Bhojshala Complex: Another Hindu sacred site under reclamation

sacred reclamation site
Representative Photo

The Archaeological Survey of India (ASI) team is conducting a survey of the Bhojshala located in Dhar, Madhya Pradesh, as per the orders of the Madhya Pradesh High Court. The ASI team will determine whether the Bhojshala houses the Saraswati Temple or the Kamal Maulana Mosque based on archaeological and scientific surveys. Stringent security arrangements have been made around the premises of the Bhojshala. The court had directed the ASI on March 11 to conduct a scientific survey of the controversial Bhojshala within six weeks. Let’s find out the history of the Bhojshala in Dhar and why the fresh controversy has arisen. And to comply with that the ASI started the survey on March 22.

Backdrop of the case

Bhojshala is a protected monument from the 11th century, considered by Hindus as the temple of Vagdevi (Goddess Saraswati) and by Muslims as Kamal Maulana Mosque. While the controversy surrounding the Bhojshala is decades old, it took a new turn in 2022 when a petition was filed in the Indore High Court. The petition demanded the installation of the idol of Goddess Saraswati and the documentation of the entire premises through photography and videography. The petition also sought to halt prayers at the site.

On March 11, the court ordered the ASI to conduct a scientific survey of the premises. The Muslim side had knocked on the Supreme Court’s door to intervene in the matter. However, the Supreme Court refused to interfere with the High Court’s order on the Muslim side’s petition.

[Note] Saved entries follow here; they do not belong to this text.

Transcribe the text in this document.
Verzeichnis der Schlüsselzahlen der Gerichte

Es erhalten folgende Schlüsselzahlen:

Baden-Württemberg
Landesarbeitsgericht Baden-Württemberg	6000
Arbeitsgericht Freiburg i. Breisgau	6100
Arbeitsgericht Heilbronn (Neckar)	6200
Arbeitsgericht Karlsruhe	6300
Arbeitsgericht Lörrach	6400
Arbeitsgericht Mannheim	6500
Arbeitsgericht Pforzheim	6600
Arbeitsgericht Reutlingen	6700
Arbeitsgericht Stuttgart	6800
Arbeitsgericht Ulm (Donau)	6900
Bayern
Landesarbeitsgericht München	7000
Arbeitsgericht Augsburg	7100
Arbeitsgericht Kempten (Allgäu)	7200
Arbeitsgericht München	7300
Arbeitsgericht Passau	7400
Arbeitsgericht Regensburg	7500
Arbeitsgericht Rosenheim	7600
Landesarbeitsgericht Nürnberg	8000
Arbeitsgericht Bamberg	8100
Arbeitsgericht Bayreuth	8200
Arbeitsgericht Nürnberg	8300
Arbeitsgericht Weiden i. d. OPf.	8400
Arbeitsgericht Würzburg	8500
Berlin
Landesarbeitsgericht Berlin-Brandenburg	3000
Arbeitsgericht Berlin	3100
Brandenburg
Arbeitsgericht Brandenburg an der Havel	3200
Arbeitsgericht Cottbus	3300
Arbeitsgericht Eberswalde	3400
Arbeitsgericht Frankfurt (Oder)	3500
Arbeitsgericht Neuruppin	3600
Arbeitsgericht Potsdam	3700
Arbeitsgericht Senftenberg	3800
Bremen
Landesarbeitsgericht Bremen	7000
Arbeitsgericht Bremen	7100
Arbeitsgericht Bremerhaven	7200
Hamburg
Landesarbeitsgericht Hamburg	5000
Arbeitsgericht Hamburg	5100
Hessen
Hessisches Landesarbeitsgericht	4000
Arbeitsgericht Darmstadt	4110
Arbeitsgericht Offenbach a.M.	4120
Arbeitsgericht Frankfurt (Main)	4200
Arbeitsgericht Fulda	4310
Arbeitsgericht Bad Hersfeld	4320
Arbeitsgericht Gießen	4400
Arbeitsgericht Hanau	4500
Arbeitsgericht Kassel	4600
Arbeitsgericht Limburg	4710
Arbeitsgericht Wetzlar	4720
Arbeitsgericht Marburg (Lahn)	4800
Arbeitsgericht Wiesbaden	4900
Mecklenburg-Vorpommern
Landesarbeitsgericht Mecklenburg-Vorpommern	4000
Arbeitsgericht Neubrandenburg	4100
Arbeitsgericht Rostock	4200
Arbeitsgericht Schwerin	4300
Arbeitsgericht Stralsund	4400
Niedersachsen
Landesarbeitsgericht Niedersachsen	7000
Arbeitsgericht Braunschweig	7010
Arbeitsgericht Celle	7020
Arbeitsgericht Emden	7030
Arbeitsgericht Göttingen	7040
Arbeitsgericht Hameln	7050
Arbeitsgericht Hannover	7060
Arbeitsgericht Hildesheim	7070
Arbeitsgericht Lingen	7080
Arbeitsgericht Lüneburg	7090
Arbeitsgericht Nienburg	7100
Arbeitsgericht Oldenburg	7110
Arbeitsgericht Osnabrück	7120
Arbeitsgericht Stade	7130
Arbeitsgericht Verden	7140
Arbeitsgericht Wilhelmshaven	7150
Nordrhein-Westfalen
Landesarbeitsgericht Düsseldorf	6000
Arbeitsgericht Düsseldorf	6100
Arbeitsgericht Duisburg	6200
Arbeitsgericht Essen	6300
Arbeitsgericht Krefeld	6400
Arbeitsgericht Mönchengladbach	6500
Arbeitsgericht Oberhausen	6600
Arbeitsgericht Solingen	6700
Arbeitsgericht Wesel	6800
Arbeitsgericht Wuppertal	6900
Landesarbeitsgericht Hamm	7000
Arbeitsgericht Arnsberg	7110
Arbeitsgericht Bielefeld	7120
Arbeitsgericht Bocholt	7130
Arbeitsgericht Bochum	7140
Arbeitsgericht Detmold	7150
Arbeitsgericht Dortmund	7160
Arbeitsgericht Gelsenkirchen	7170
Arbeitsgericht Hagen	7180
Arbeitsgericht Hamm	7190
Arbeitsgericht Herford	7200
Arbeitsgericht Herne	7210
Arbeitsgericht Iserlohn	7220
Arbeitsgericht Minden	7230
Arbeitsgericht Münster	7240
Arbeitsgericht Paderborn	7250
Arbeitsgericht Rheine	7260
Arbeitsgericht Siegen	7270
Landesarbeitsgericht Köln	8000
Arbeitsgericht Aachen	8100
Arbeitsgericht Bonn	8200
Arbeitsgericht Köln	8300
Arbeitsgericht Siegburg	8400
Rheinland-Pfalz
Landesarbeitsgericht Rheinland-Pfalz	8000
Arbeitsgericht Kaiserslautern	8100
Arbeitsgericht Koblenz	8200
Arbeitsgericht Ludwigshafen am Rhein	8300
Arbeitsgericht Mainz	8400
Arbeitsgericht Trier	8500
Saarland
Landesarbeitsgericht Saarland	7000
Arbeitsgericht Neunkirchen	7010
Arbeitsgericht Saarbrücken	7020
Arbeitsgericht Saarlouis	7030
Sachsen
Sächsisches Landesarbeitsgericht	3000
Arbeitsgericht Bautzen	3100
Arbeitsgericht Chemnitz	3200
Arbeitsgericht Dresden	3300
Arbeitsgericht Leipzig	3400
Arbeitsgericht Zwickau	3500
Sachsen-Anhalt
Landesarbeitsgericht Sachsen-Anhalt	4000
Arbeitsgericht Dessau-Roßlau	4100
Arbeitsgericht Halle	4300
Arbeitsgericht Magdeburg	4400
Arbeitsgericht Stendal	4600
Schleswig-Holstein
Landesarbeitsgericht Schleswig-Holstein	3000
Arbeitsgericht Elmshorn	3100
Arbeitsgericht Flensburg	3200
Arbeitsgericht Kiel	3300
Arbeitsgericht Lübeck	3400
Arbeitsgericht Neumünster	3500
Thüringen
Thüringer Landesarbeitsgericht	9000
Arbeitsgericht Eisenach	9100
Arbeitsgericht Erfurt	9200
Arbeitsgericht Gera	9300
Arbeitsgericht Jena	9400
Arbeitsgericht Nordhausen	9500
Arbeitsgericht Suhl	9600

The Supreme Court stated that it would not issue any orders in this matter at the moment. The Muslim side was demanding an immediate halt to the survey.

History of Bhojshala complex

Thousands of years ago, this place was ruled by the Paramara dynasty. From 1000 to 1055 CE, King Bhoj ruled here. He was a devoted follower of Goddess Saraswati. In 1034 CE, he established a university which later came to be known as ‘Bhojshala’ named after him. It is said that Alauddin Khilji destroyed the Bhojshala in 1305 CE. Then, in 1401 CE, Dilawar Khan Gauri built a mosque in one part of it. Mahmud Shah Khilji built another mosque in the other part in 1514 CE.

Almost 350 years later, the excavation was carried out here in 1875 and the statue of Goddess Saraswati was unearthed, which was taken by Major Kincaid to London. Currently, the statue is in a museum in London.

Currently, Hindu organizations consider it to be the temple of Raja Bhoj’s era. Their argument is that during the reign of the dynasty, Muslims were allowed to offer prayers for some time. On the other hand, the Muslim side claims that they have been offering prayers here for many years. They refer to this place as Bhojshala-Kamal Maulana Mosque.

Current controversy around Bhojshala

The controversy surrounding the Bhojshala is many years old, which has caused tension between Hindu and Muslim factions multiple times. With the advent of Basant Panchami the conflict escalates between Hindus and Muslims. Considerably, Basant Panchami is the only annual festival for worshiping Ma Sarswati. Hindus are allowed entry into the Bhojshala from sunrise to sunset for worship on Tuesdays. Additionally, on Fridays, from 1 p.m. to 3 p.m., only those offering Namaz are permitted to enter. The rest of the week, the Bhojshala remains open for all visitors from sunrise to sunset, with an entry fee of one rupee.

It is important to understand when pooja and namaz were permitted here simultaneously. In 1909, the princely state of Dhar declared the Bhojshala a protected monument. Later, it was handed over to the Archaeological Department. In 1935, the princely state of Dhar allowed prayers here on Fridays. Earlier, the premises used to be open only on Fridays. In 1995, a dispute arose here, after which worship on Tuesdays and prayers on Fridays were allowed.

Two years later, on May 12, 1997, the Collector banned the entry of the general public into the Bhojshala and also halted pooja on Tuesdays. Only namaz on Fridays and worship on Basant Panchami were allowed. However, the ban was lifted just two months later. But, on February 6, 1998, the Archaeological Department again imposed a ban on entry here and halted pooja on Tuesdays. In 2003, all restrictions were finally lifted, and entry for tourists along with worship was allowed.

Everything was going smoothly until 2013 when Basant Panchami was celebrated on Friday, which caused a disruption in the area. Police had to resort to lathi-charge to control the situation. Again in 2016, a similar situation arose when Basant Panchami was celebrated on Friday, leading to unrest.

Reclamation for getting free from colonial captivity

This must be noted that numerous Hindu temples and holy sites have been desecrated and vandalised by barbaric Islamic invaders in history. While the ancient Indian society showed utmost tolerance and assimilation character, they suffered as the cost of it. As a result the reclamation of the holy site is imperative to their awakening of cultural and religious conscience. The consecration of Ram Mandir in Ayodhya marks a milestone in that direction. In a way, the reclamation of site as the only viable option to get their religious rights and get their temples free from colonial captivity.